Governo anuncia plano de R$ 1 bilhão para combater crime organizado
Investimento prevê ações em quatro frentes, incluindo combate ao tráfico de armas e reforço do sistema prisional
O governo federal lançará, na próxima terça-feira (12), um plano nacional de combate ao crime organizado, com previsão de investimento de R$ 960 milhões ainda em 2024.
As medidas foram implementadas em conversa entre o presidente Luiz Inácio Lula da Silva e o ex-presidente dos Estados Unidos, Donald Trump, na última quinta-feira (7), durante visita ao país norte-americano.
O público é um dos setores mais criticados da gestão atual e representa o desafio estratégico de segurança para o governo Lula no ano eleitoral. O anúncio do novo plano foi antecipado pela CNN Brasil e confirmado pelo Estadão.
O programa será estruturado em quatro eixos principais:
- Asfixia financeira das organizações criminosas;
- Combate ao tráfico de armas;
- Esclarecimento de homicídios;
- Fortalecimento do sistema prisional.
O combate ao tráfico de armas será tema central na reunião entre Lula e Trump. Segundo o governo brasileiro, o mercado americano exerce papel relevante nesse contexto. O ministro da Justiça e Segurança Pública, Wellington César, acompanhará o presidente na viagem.
"Boa parte das armas que circulam no Brasil são de origem americana, uma parte dos recursos do crime está em contas no exterior. Há Estados americanos que têm regimes fiscais mais brandos", explicou Chico Lucas, secretário Nacional de Segurança Pública, ao Estadão.
De acordo com Lucas, o governo pretende reforçar mecanismos internacionais de cooperação entre Brasil e Estados Unidos, evitando discussões sobre questões internas brasileiras. O Executivo também destacou avanços recentes, como a aprovação da Lei Antifacção e a tramitação da PEC da Segurança.
“O Brasil está atuando, inaugurou novos marcos legais e vai continuar no aprofundamento”, afirmou o secretário.
Em entrevista à GloboNews, o vice-presidente Geraldo Alckmin ressaltou que Lula buscará acordos com os Estados Unidos para o enfrentamento ao crime organizado transnacional. "Podemos fazer muita parceria nessa área: controle de fluxo financeiro, investigação. Esse é um tema extremamente relevante", destacou Alckmin.
Sobre a asfixia financeira, a estratégia do governo é descapitalizar as organizações criminosas, tornando a atividade menos atrativa. O objetivo é impedir o lucro das facções e promover a perda de bens adquiridos com o crime.
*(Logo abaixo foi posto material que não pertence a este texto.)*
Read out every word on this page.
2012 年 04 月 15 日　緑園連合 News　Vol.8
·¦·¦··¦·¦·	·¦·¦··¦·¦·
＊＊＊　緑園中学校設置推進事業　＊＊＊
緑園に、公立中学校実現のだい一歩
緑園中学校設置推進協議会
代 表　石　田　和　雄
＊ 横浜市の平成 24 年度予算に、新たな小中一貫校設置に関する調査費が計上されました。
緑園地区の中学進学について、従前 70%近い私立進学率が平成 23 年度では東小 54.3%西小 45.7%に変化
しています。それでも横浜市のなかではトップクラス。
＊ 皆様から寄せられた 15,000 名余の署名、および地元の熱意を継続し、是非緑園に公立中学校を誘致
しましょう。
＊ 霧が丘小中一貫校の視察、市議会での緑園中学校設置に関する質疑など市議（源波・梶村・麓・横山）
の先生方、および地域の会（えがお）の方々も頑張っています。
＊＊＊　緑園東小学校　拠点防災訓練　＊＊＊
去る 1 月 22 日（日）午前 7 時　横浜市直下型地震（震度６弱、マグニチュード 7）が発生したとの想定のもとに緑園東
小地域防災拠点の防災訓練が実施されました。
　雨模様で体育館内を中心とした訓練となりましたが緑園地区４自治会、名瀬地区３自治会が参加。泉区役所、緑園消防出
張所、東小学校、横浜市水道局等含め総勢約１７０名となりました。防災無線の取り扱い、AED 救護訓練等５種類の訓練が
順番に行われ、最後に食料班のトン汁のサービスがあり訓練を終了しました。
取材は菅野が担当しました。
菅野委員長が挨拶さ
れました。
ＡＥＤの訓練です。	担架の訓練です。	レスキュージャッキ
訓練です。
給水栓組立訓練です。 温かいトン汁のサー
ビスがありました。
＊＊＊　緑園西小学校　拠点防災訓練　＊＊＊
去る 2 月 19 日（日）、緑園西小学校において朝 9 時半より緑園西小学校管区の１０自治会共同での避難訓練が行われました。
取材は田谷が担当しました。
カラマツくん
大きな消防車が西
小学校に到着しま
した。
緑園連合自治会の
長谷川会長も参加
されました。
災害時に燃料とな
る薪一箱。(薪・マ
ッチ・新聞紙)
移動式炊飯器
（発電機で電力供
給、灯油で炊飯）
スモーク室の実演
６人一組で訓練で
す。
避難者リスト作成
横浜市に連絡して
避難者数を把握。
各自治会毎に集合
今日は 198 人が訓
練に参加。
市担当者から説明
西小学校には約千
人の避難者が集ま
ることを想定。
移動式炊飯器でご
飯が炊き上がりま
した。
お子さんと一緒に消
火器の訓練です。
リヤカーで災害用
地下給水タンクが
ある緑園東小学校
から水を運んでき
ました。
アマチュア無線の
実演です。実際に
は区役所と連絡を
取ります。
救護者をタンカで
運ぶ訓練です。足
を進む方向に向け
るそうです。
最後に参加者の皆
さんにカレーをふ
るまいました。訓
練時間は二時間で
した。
Para isso, haverá reforço nos serviços de inteligência, com aquisição de equipamentos de última geração e ampliação do Comitê Integrado de Investigação Financeira e Recuperação de Ativos (CIIFRA), criado em 2023 para atuar em crimes financeiros e lavagem de dinheiro no Rio de Janeiro. O comitê será expandido para outros estados.
No eixo de fortalecimento do sistema prisional, a meta é aprimorar as estruturas dos presídios estaduais. Atualmente, o Brasil conta com apenas cinco presídios federais de segurança máxima, enquanto cerca de 1.300 unidades estaduais frequentemente carecem de infraestrutura adequada para isolar crimes de alta periculosidade.
“Queremos equipar os presídios com mais detentos ligados ao crime organizado com tecnologia necessária para manter-los isolados”, afirmou o secretário.
O investimento de aproximadamente R$ 1 bilhão já foi autorizado por meio de crédito suplementar publicado no Diário Oficial da União na semana passada. Parte dos recursos será destinada ao Fundo Nacional de Segurança Pública e outra ao Fundo Penitenciário Nacional. O Ministério já iniciou os trâmites para aquisição de viaturas, drones, pistolas e outros equipamentos.
Segundo o secretário, a iniciativa amplia ações de gestões anteriores, como o Programa Nacional de Enfrentamento às Organizações Criminosas, lançado na gestão do ex-ministro Flávio Dino, aprofundando-as sob perspectiva mais operacional.
“É lógico que não vai haver uma solução mágica, imediata, mas temos um grande avanço”, concluiu Chico Lucas.